The people employed in these jobs are on college campuses but not as students. They are adjunct instructors, instructors who teach part-time and colleges across the nation rely on them every year so they can offer a variety of courses and keep their classrooms full.
Technically, adjunct instructors do not work full-time for the institutions that employ them; therefore they are not eligible for the higher salary and benefits their full-time counterparts receive.
There are approximately 500,000 adjunct instructors employed by higher-education institutes around the country, according to Keith Hoeller, cofounder of the Washington PartTime Faculty Association and member of the American Association of University Professors.
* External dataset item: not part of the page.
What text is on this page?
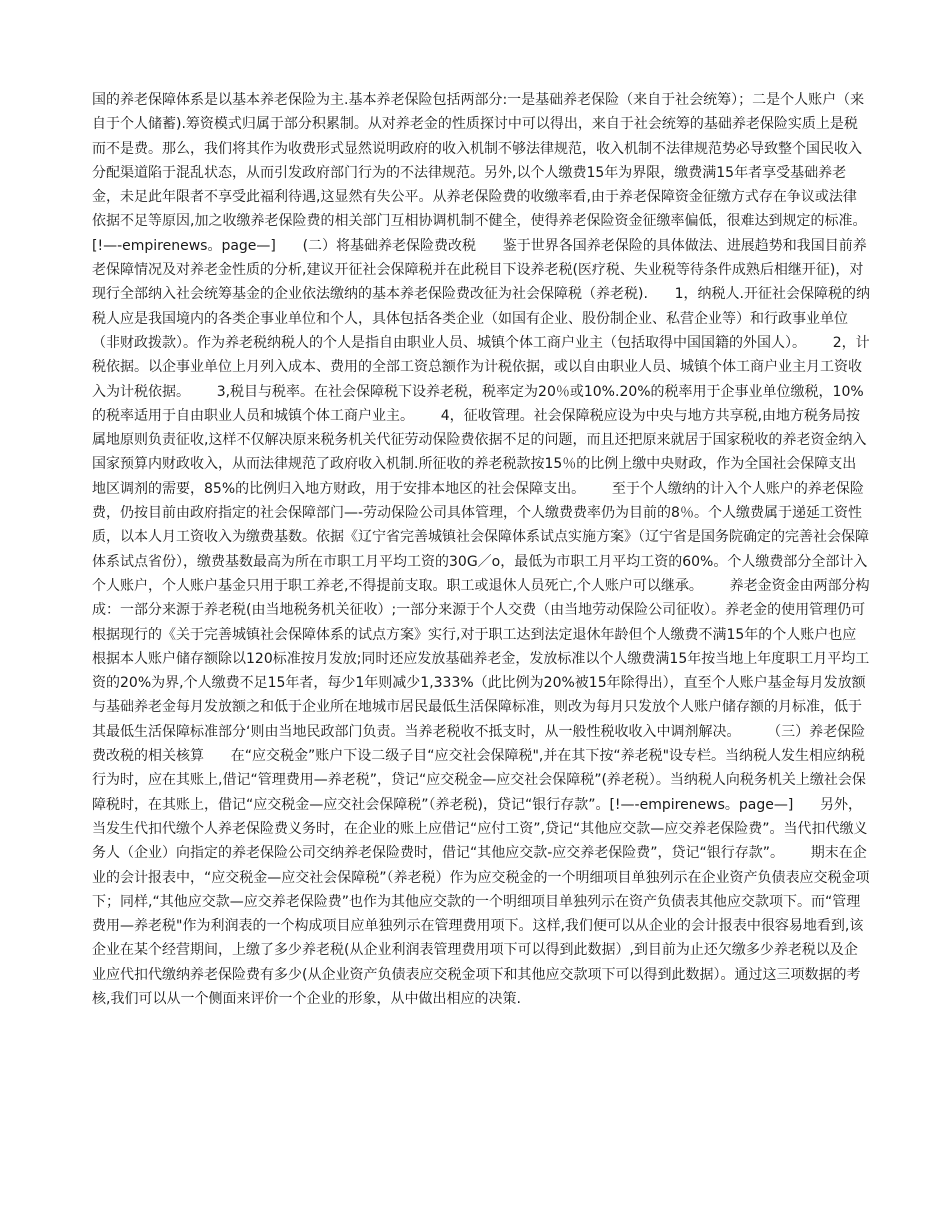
国的养老保障体系是以基本养老保险为主.基本养老保险包括两部分:一是基础养老保险（来自于社会统筹）；二是个人账户（来自于个人储蓄).筹资模式归属于部分积累制。从对养老金的性质探讨中可以得出，来自于社会统筹的基础养老保险实质上是税而不是费。那么，我们将其作为收费形式显然说明政府的收入机制不够法律规范，收入机制不法律规范势必导致整个国民收入分配渠道陷于混乱状态，从而引发政府部门行为的不法律规范。另外,以个人缴费15年为界限，缴费满15年者享受基础养老金，未足此年限者不享受此福利待遇,这显然有失公平。从养老保险费的收缴率看,由于养老保障资金征缴方式存在争议或法律依据不足等原因,加之收缴养老保险费的相关部门互相协调机制不健全，使得养老保险资金征缴率偏低，很难达到规定的标准。[!—-empirenews。page—]      (二）将基础养老保险费改税      鉴于世界各国养老保险的具体做法、进展趋势和我国目前养老保障情况及对养老金性质的分析,建议开征社会保障税并在此税目下设养老税(医疗税、失业税等待条件成熟后相继开征)，对现行全部纳入社会统筹基金的企业依法缴纳的基本养老保险费改征为社会保障税（养老税).      1，纳税人.开征社会保障税的纳税人应是我国境内的各类企事业单位和个人，具体包括各类企业（如国有企业、股份制企业、私营企业等）和行政事业单位（非财政拨款）。作为养老税纳税人的个人是指自由职业人员、城镇个体工商户业主（包括取得中国国籍的外国人）。      2，计税依据。以企事业单位上月列入成本、费用的全部工资总额作为计税依据，或以自由职业人员、城镇个体工商户业主月工资收入为计税依据。      3,税目与税率。在社会保障税下设养老税，税率定为20％或10%.20%的税率用于企事业单位缴税，10%的税率适用于自由职业人员和城镇个体工商户业主。      4，征收管理。社会保障税应设为中央与地方共享税,由地方税务局按属地原则负责征收,这样不仅解决原来税务机关代征劳动保险费依据不足的问题，而且还把原来就居于国家税收的养老资金纳入国家预算内财政收入，从而法律规范了政府收入机制.所征收的养老税款按15％的比例上缴中央财政，作为全国社会保障支出地区调剂的需要，85%的比例归入地方财政，用于安排本地区的社会保障支出。      至于个人缴纳的计入个人账户的养老保险费，仍按目前由政府指定的社会保障部门—-劳动保险公司具体管理，个人缴费费率仍为目前的8％。个人缴费属于递延工资性质，以本人月工资收入为缴费基数。依据《辽宁省完善城镇社会保障体系试点实施方案》（辽宁省是国务院确定的完善社会保障体系试点省份），缴费基数最高为所在市职工月平均工资的30G／o，最低为市职工月平均工资的60%。个人缴费部分全部计入个人账户，个人账户基金只用于职工养老,不得提前支取。职工或退休人员死亡,个人账户可以继承。      养老金资金由两部分构成：一部分来源于养老税(由当地税务机关征收）;一部分来源于个人交费（由当地劳动保险公司征收）。养老金的使用管理仍可根据现行的《关于完善城镇社会保障体系的试点方案》实行,对于职工达到法定退休年龄但个人缴费不满15年的个人账户也应根据本人账户储存额除以120标准按月发放;同时还应发放基础养老金，发放标准以个人缴费满15年按当地上年度职工月平均工资的20%为界,个人缴费不足15年者，每少1年则减少1,333%（此比例为20%被15年除得出），直至个人账户基金每月发放额与基础养老金每月发放额之和低于企业所在地城市居民最低生活保障标准，则改为每月只发放个人账户储存额的月标准，低于其最低生活保障标准部分‘则由当地民政部门负责。当养老税收不抵支时，从一般性税收收入中调剂解决。      （三）养老保险费改税的相关核算      在“应交税金”账户下设二级子目“应交社会保障税",并在其下按“养老税"设专栏。当纳税人发生相应纳税行为时，应在其账上,借记“管理费用—养老税”，贷记“应交税金—应交社会保障税”(养老税）。当纳税人向税务机关上缴社会保障税时，在其账上，借记“应交税金—应交社会保障税”（养老税)，贷记“银行存款”。[!—-empirenews。page—]      另外，当发生代扣代缴个人养老保险费义务时，在企业的账上应借记“应付工资”,贷记“其他应交款—应交养老保险费”。当代扣代缴义务人（企业）向指定的养老保险公司交纳养老保险费时，借记“其他应交款-应交养老保险费”，贷记“银行存款”。      期末在企业的会计报表中，“应交税金—应交社会保障税”（养老税）作为应交税金的一个明细项目单独列示在企业资产负债表应交税金项下；同样,“其他应交款—应交养老保险费”也作为其他应交款的一个明细项目单独列示在资产负债表其他应交款项下。而“管理费用—养老税"作为利润表的一个构成项目应单独列示在管理费用项下。这样,我们便可以从企业的会计报表中很容易地看到,该企业在某个经营期间，上缴了多少养老税(从企业利润表管理费用项下可以得到此数据）,到目前为止还欠缴多少养老税以及企业应代扣代缴纳养老保险费有多少(从企业资产负债表应交税金项下和其他应交款项下可以得到此数据）。通过这三项数据的考核,我们可以从一个侧面来评价一个企业的形象，从中做出相应的决策.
Hoeller and other adjunct instructors across the country, in- cluding Doug Collins and Dana Rush, two adjunct professors in Washington, have started a fight for equal treatment for adjuncts; their argument is they do an equal amount of work as their full-time, tenured counterparts, so they should receive equal treatment.
In any other profession, two people doing the same job would be paid the same without question, Collins said. “For some reason, in academia, [unequal pay] is tolerated. We do the same work as our colleagues but we do not get equally compensated.”
When Collins first started teaching as an adjunct, he says it did not take long for him to realize that the union did not have his best interest in mind. When it comes to the full-time, tenured faculty’s interests over the interests of adjuncts, “nine times out of 10 the union will come down on the side of the full-timers,” he said.
Rush agreed, citing the union as the major roadblock in the way of better treatment for adjuncts.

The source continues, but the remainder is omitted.